Dugan co-sponsored the ROTC bill, Senate Bill 241, with District 6 State Sen. Hunter Hill, R-Atlanta. The Senate approved it in 2013. The House must act on it this year or it will have to begin the legislative process again in 2015.

The legislation would allow lawmakers to recommend students for appointment to state universities with ROTC programs if those students commit to serving in the program for the entirety of their enrollments.

“That [bill consideration] would likely come later in the session,” said Dugan, whose district includes parts of Douglas and Paulding counties.

He said the bill targets students who have done well academically and on college exams, and who may be involved in civic and extracurricular activities, but may need an extra recommendation for admission to the school of their choice. The bill would allow members of the Legislature to recommend the person for admission if they commit to ROTC and later military service, Dugan said.

“By them saying, ‘I am committed to serving in a greater capacity upon completion of my university studies,’ then each of us gets to nominate them to a school,” he said.

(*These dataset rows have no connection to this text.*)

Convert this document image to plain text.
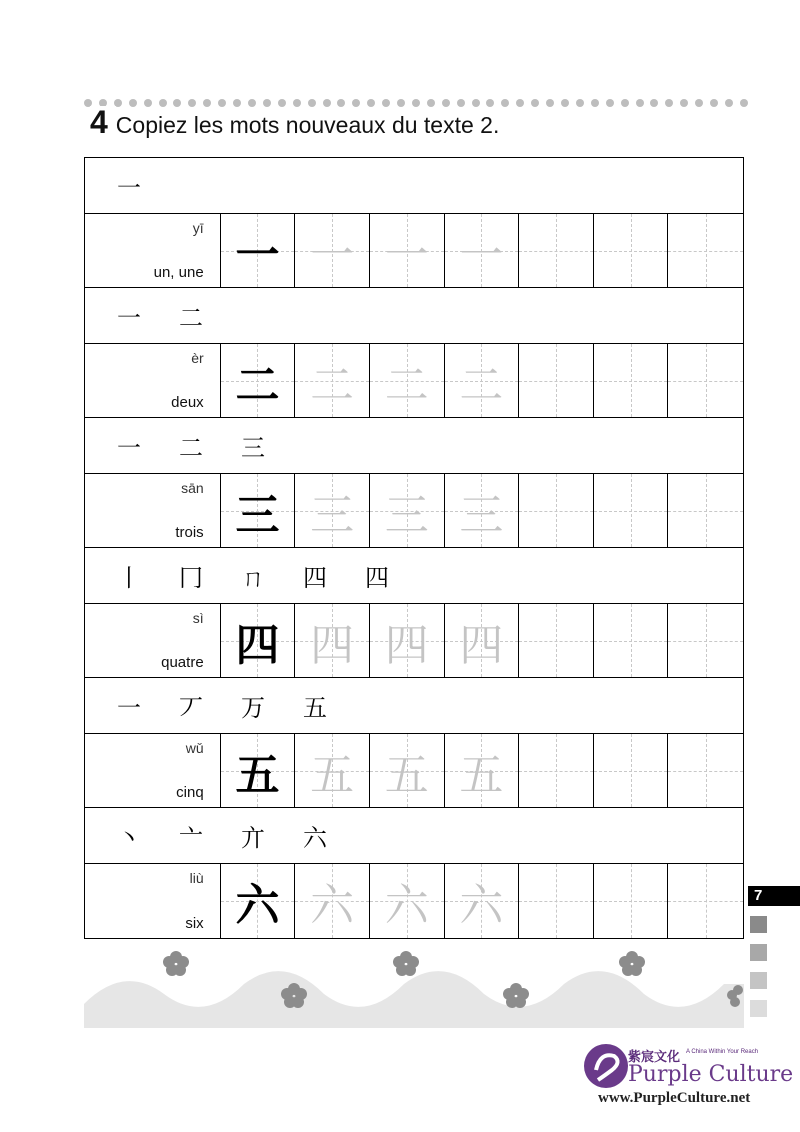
4 Copiez les mots nouveaux du texte 2.
一
yī
un, une 一 一 一 一
一	二
èr
deux 二 二 二 二
一	二	三
sān
trois 三 三 三 三
丨	冂	ㄇ	四	四
sì
quatre 四 四 四 四
一	丆	万	五
wǔ
cinq 五 五 五 五
丶	亠	亣	六
liù
six 六 六 六 六	7
紫宸文化 A China Within Your Reach
Purple Culture
www.PurpleCulture.net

Another bill Dugan recently pre-filed for this year’s session would clarify that school systems can legally teach about the history of Christmas and Hanukkah and erect holiday religious displays if they also include a secular symbol or symbols of more than one religion.

The bill makes clear that public school systems already are protected from those who might claim such references violated the constitutional separation of church and state.

“It’s not illegal now, but public schools have been hesitant to do what they were legally within their right to do because they were afraid of lawsuits coming up,” he said.

Dugan also has pre-filed a resolution to change the terms of office for state senators from two years to four years, but limit them to three terms.

He said his proposal only places limits on the Senate and not the House of Representatives.

“What I propose … doesn’t mirror any other state. [Georgia would be] the only one with a bicameral body that the term limits would only apply to one body,” he said.

Dugan said as senators’ terms come to an end, House members from the same areas then likely would seek to fill those empty seats – as is typically done now when senators voluntarily vacate their seats.

“[That] means someone else is running for that House seat, and, in that fashion, you’re starting to get some flow in the House as well,” he said.

The freshman senator’s campaign platform included a call for term limits, which proponents say are needed to reinvigorate legislative bodies with new ideas.

Dugan said he faces a “much greater challenge” passing the term limit bill than other legislation because of expected opposition from a number of groups.

“You’ve got one train of thought that says the voters are the term limits,” he said. “You can’t argue with that – that’s true.”

Another faction maintains placing term limits on lawmakers removes that “institutional knowledge” and experience from the general assembly as a whole – leaving government workers and lobbyists as the only ones with the needed experience, Dugan said.

He said about eight states impose term limits on their legislatures. Those opposing term limits point to California, which recently removed its limits because of the loss of experience, he said.

Dugan said he also will push for Senate approval of a bill sponsored by District 67 State Rep. Micah Gravley, R-Douglasville.

Gravley’s bill would prohibit release of 911 audio recordings to news media if they include callers who die of their injuries while making the call, or rape or aggravated assault victims, without the express consent of the rape or assault victim or the family of the deceased caller, Gravley said.